I can’t say as I’ve seen any distributed power on the CSX Water Level Route (Chicago Line), bit it’s sounding like that might change…

Then, again, I’m not always there, so it may have already. I’m pretty sure I’ve hear the defect detector near Utica max out at least once.

The eastward climbs to Ash Hill and to Goffs are 1.0%. The separated mains are on the east slopes of each hill; on each the steeper, shorter track is newer. When they double tracked around 1923 SFe added the 2.2-2.3% cutoff east from Ash Hill; the two-mile 1.96-1.98% cutoff west of Ibis dates from around 1950. The other track is 1.4% on each.

We have not seen any DPU on CSX’s A&WP sub from LaGrange, Ga - ATL. The trains are longer but maybe NS will not allow DPU on their trackage that CSX has to traverse from East Point - downtown ATL. As well NS may be concerned about DPU crossings its Piedmont division west of ATL Amtrak station at Howell CP diamonds.

As it is CSX trains often block the crossing as it is the yard lead for CSX’s Tilford yard. A hint of those delays can be seen by the number of times Amtrak’s Crescent is delayed between ATL and Anniston. Oltmann can probably give us some info on how much this CP is blocked.

Believe that there was a trains blog mentioning this CP definitely needs flyovers.

CSX is testing DPU on selected territories and mostly on bulk commodity trains.

I’ve been wondering about the control of DPU’s. From what I’ve read, the control can be set up to have the DPU’s slave to the lead units or can be contolled independently. If this is so, can the mid-train DPU’s be controlled separately from the rear pushers? If this is so, how many sets can be controlled independently?

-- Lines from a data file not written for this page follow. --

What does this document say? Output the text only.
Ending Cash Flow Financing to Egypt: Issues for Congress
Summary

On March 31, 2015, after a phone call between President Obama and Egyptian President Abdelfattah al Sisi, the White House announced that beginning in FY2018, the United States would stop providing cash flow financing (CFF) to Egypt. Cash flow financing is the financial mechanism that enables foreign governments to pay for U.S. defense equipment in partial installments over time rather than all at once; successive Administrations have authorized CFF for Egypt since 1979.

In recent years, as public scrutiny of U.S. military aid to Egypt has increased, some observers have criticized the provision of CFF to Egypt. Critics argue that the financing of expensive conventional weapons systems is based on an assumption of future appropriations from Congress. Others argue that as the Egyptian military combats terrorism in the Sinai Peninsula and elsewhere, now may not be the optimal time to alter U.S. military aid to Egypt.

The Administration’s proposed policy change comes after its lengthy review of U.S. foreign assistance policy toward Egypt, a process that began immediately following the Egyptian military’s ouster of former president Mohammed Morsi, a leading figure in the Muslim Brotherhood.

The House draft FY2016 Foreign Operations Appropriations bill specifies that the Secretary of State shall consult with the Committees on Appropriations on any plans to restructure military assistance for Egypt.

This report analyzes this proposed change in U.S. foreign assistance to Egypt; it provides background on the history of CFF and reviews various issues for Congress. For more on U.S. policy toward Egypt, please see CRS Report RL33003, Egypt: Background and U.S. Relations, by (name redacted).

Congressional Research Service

I was wondering the same thing…

You can have up to 4 remote consists in a train. I’ve never had a train that had two (or more) remote consists, only trains with a lead and either mid-train or rear consist. From what I understand, each remote consist can be handled separately from the others.

Jeff

The 18K foot intermodal train that UP operated from Texas to California several years ago had 3 DP set ups in the train. 1st DP was about 6K feet deep, 2nd was about 12K feet deep, 3rd was on the rear of the train, if I remember the video correctly.

Just remember while you’re enjoying these longer trains, that there are folks losing their jobs and livihood being furloughed because CSX is needing less crews to run these longer trains. So just keep on enjoying them while folks are having to find new jobs because of them.

[:-,] With an octopus* for an engineer ?

(*4 remotes x 2 hands each = 8 hands needed) No offense intended, Jeff - that would seem to be a very busy responsibility at a grade transition, for example. Would it be ?

  • Paul North.

To rocklymidlandrr - So let’s be inefficient on purpose so costs go up and more traffic moves to trucks.